Turing Machine Examples
Let's build several Turing machines to understand how they compute. These examples show the step-by-step process of tape manipulation and state transitions.
Example 1: Recognize {0^n 1^n | n >= 1}
This TM matches each 0 with a corresponding 1 by repeatedly scanning the tape.
Algorithm:
1. Replace the leftmost 0 with X
2. Move right to find the leftmost 1
3. Replace that 1 with Y
4. Move left back to the next 0
5. Repeat until all 0s are replaced
6. If only Ys and blanks remain, accept
States:
q0: looking for 0 to replace
q1: moving right to find 1
q2: moving left back to next 0
q3: checking that only Ys remain
Transitions:
q0: 0 → X, R, q1
q0: Y → Y, R, q3 (all 0s replaced, check)

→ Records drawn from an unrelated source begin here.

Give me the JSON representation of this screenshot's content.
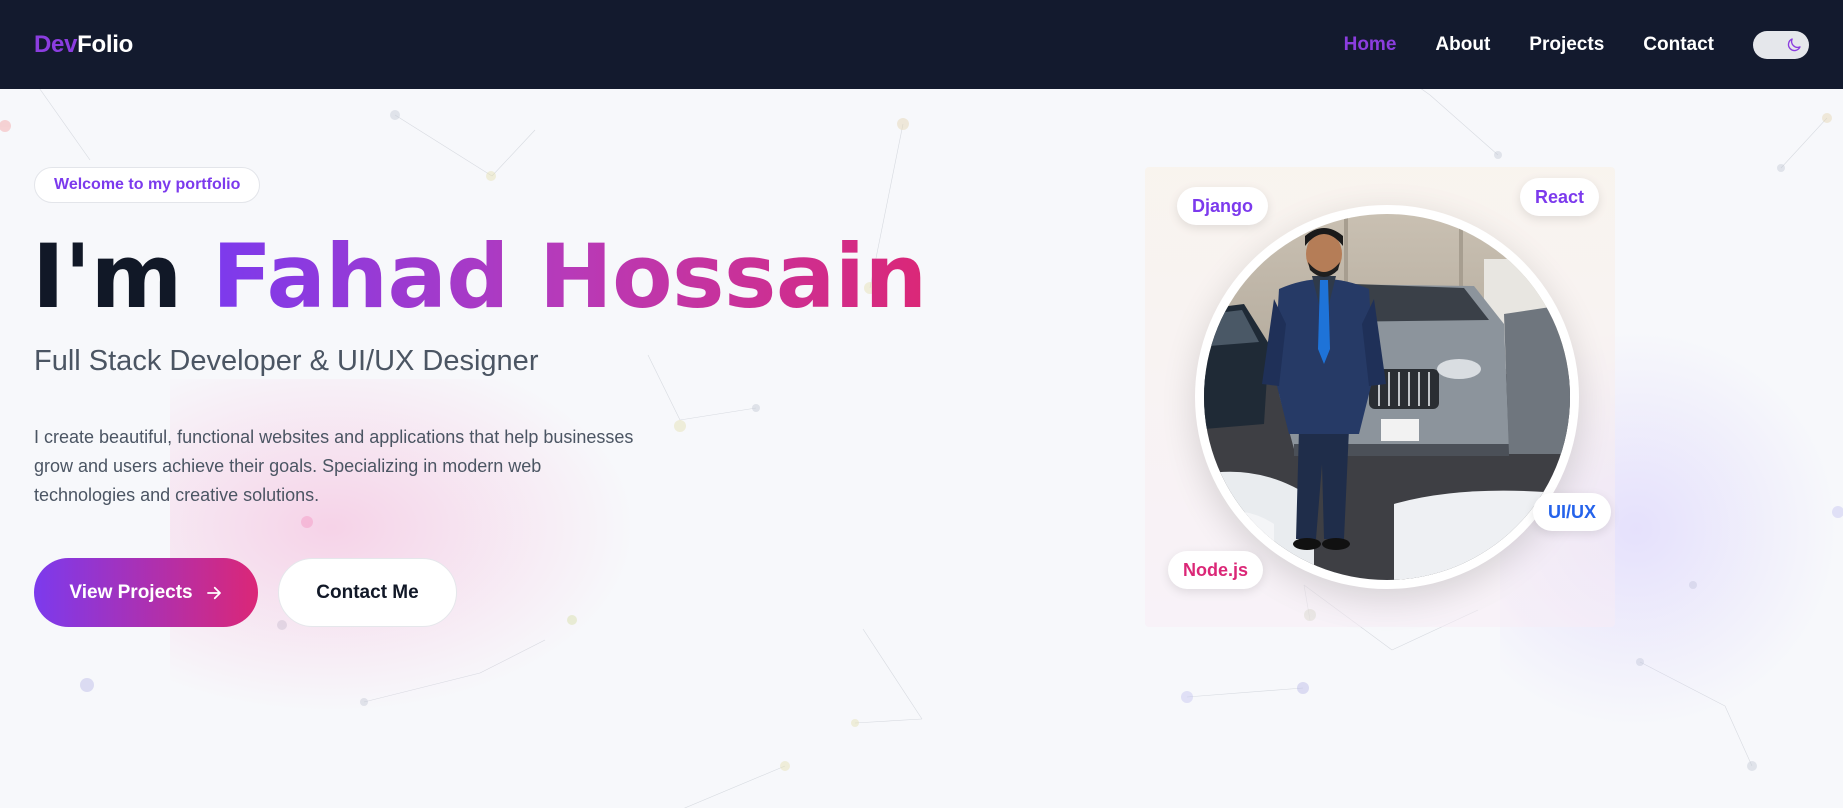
{
  "nav": {
    "logo_part1": "Dev",
    "logo_part2": "Folio",
    "links": [
      "Home",
      "About",
      "Projects",
      "Contact"
    ],
    "active_link": "Home",
    "theme_toggle_icon": "moon-icon"
  },
  "hero": {
    "badge": "Welcome to my portfolio",
    "title_prefix": "I'm",
    "title_name": "Fahad Hossain",
    "subtitle": "Full Stack Developer & UI/UX Designer",
    "description": "I create beautiful, functional websites and applications that help businesses grow and users achieve their goals. Specializing in modern web technologies and creative solutions.",
    "primary_button": "View Projects",
    "primary_button_icon": "arrow-right-icon",
    "secondary_button": "Contact Me"
  },
  "profile": {
    "skill_tags": [
      {
        "label": "Django",
        "color": "#7c3aed"
      },
      {
        "label": "React",
        "color": "#7c3aed"
      },
      {
        "label": "UI/UX",
        "color": "#2563eb"
      },
      {
        "label": "Node.js",
        "color": "#db2777"
      }
    ]
  },
  "colors": {
    "nav_bg": "#131a2e",
    "accent_purple": "#7c3aed",
    "accent_pink": "#db2777",
    "page_bg": "#f7f8fb"
  }
}
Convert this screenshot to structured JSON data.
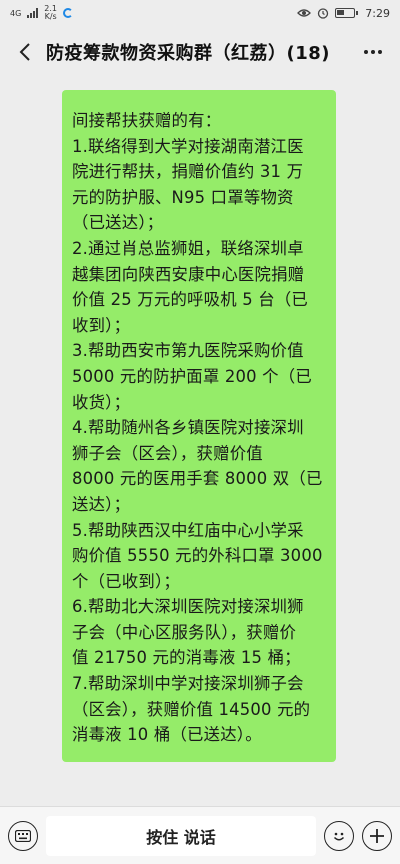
{
  "status_bar": {
    "network": "4G",
    "speed_value": "2.1",
    "speed_unit": "K/s",
    "time": "7:29"
  },
  "header": {
    "title": "防疫筹款物资采购群（红荔）(18)"
  },
  "message": {
    "lines": [
      "间接帮扶获赠的有：",
      "1.联络得到大学对接湖南潜江医",
      "院进行帮扶，捐赠价值约 31 万",
      "元的防护服、N95 口罩等物资",
      "（已送达）；",
      "2.通过肖总监狮姐，联络深圳卓",
      "越集团向陕西安康中心医院捐赠",
      "价值 25 万元的呼吸机 5 台（已",
      "收到）；",
      "3.帮助西安市第九医院采购价值",
      "5000 元的防护面罩 200 个（已",
      "收货）；",
      "4.帮助随州各乡镇医院对接深圳",
      "狮子会（区会），获赠价值",
      "8000 元的医用手套 8000 双（已",
      "送达）；",
      "5.帮助陕西汉中红庙中心小学采",
      "购价值 5550 元的外科口罩 3000",
      "个（已收到）；",
      "6.帮助北大深圳医院对接深圳狮",
      "子会（中心区服务队），获赠价",
      "值 21750 元的消毒液 15 桶；",
      "7.帮助深圳中学对接深圳狮子会",
      "（区会），获赠价值 14500 元的",
      "消毒液 10 桶（已送达）。"
    ]
  },
  "input_bar": {
    "hold_to_talk": "按住 说话"
  },
  "colors": {
    "bubble": "#95ec69",
    "background": "#ededed"
  },
  "icons": {
    "back": "chevron-left-icon",
    "more": "more-dots-icon",
    "keyboard": "keyboard-icon",
    "emoji": "emoji-icon",
    "plus": "plus-icon"
  }
}
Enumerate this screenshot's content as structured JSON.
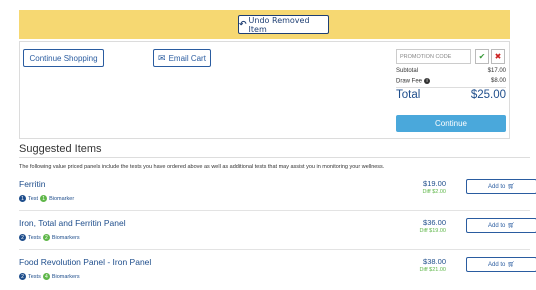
{
  "banner": {
    "undo_label": "Undo Removed Item",
    "undo_icon": "undo-icon",
    "color": "#f6d872"
  },
  "cart": {
    "continue_shopping": "Continue Shopping",
    "email_cart": "Email Cart",
    "email_icon": "envelope-icon",
    "promo_placeholder": "PROMOTION CODE",
    "promo_apply_icon": "check-icon",
    "promo_clear_icon": "close-icon",
    "subtotal_label": "Subtotal",
    "subtotal_value": "$17.00",
    "draw_fee_label": "Draw Fee",
    "draw_fee_value": "$8.00",
    "total_label": "Total",
    "total_value": "$25.00",
    "continue_label": "Continue"
  },
  "suggested": {
    "title": "Suggested Items",
    "description": "The following value priced panels include the tests you have ordered above as well as additional tests that may assist you in monitoring your wellness.",
    "items": [
      {
        "name": "Ferritin",
        "tests_count": "1",
        "tests_label": "Test",
        "biomarkers_count": "1",
        "biomarkers_label": "Biomarker",
        "price": "$19.00",
        "diff": "Diff $2.00",
        "add_label": "Add to"
      },
      {
        "name": "Iron, Total and Ferritin Panel",
        "tests_count": "2",
        "tests_label": "Tests",
        "biomarkers_count": "2",
        "biomarkers_label": "Biomarkers",
        "price": "$36.00",
        "diff": "Diff $19.00",
        "add_label": "Add to"
      },
      {
        "name": "Food Revolution Panel - Iron Panel",
        "tests_count": "2",
        "tests_label": "Tests",
        "biomarkers_count": "4",
        "biomarkers_label": "Biomarkers",
        "price": "$38.00",
        "diff": "Diff $21.00",
        "add_label": "Add to"
      }
    ]
  },
  "colors": {
    "accent": "#1f4e8c",
    "continue": "#4aa8db",
    "diff": "#5fb74a"
  }
}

q1: 0 → 0, R, q1 (skip 0s)
q1: 1 → Y, L, q2 (found matching 1)
q2: 0 → 0, L, q2 (skip 0s going left)
q2: Y → Y, L, q2 (skip Ys going left)
q2: X → X, R, q0 (found next 0)
q3: Y → Y, R, q3 (skip Ys)
q3: ␣ → ␣, -, qaccept (end of tape, accept)
Example 2: Binary Addition
A TM that adds two binary numbers written on the tape in the format "a+b" (e.g., "110+11").
Algorithm:
1. Start at the rightmost digit of the second number
2. Add corresponding digits with carry
3. Write the result digit
4. Move left to the next pair
5. Handle the carry at the end
Tape initially: 110+11␣␣␣
Step 1: 1+1 = 10, write 0, carry 1
Step 2: 1+1+carry(1) = 11, write 1, carry 1
Step 3: 1+carry(1) = 10, write 0, carry 1
Step 4: carry(1) at leftmost, write 1
Result: 1001 on tape
The TM reads the input, processes digits from
right to left, and writes the result.
Example 3: Palindrome Recognizer
A TM that checks if a string over {a, b} is a palindrome.
Algorithm:
1. Mark the leftmost unmarked character
2. Move right to find the rightmost unmarked character
3. If they don't match, reject
4. Mark the rightmost character
5. Move back to the leftmost unmarked character
6. Repeat until all characters are marked
States:
q0: mark leftmost, remember it
q1: move right to find rightmost unmarked
q2: compare and mark
q3: move left back
q4: check if all marked
Transitions (for alphabet {a, b}):
q0: a → X, R, q1 (remembered 'a')
q0: b → X, R, q2 (remembered 'b')
q0: X → X, R, q4 (all checked)
q1: a → a, R, q1 (skip right)
q1: b → b, R, q1
q1: X → a?, L, q3 (found rightmost)
... and so on
Key Insight
Turing machines can compute anything computable. But they're slow in practice — they're theoretical models, not practical computers. Their value is in defining the limits of computation: what can and cannot be computed, and how much time/space is needed.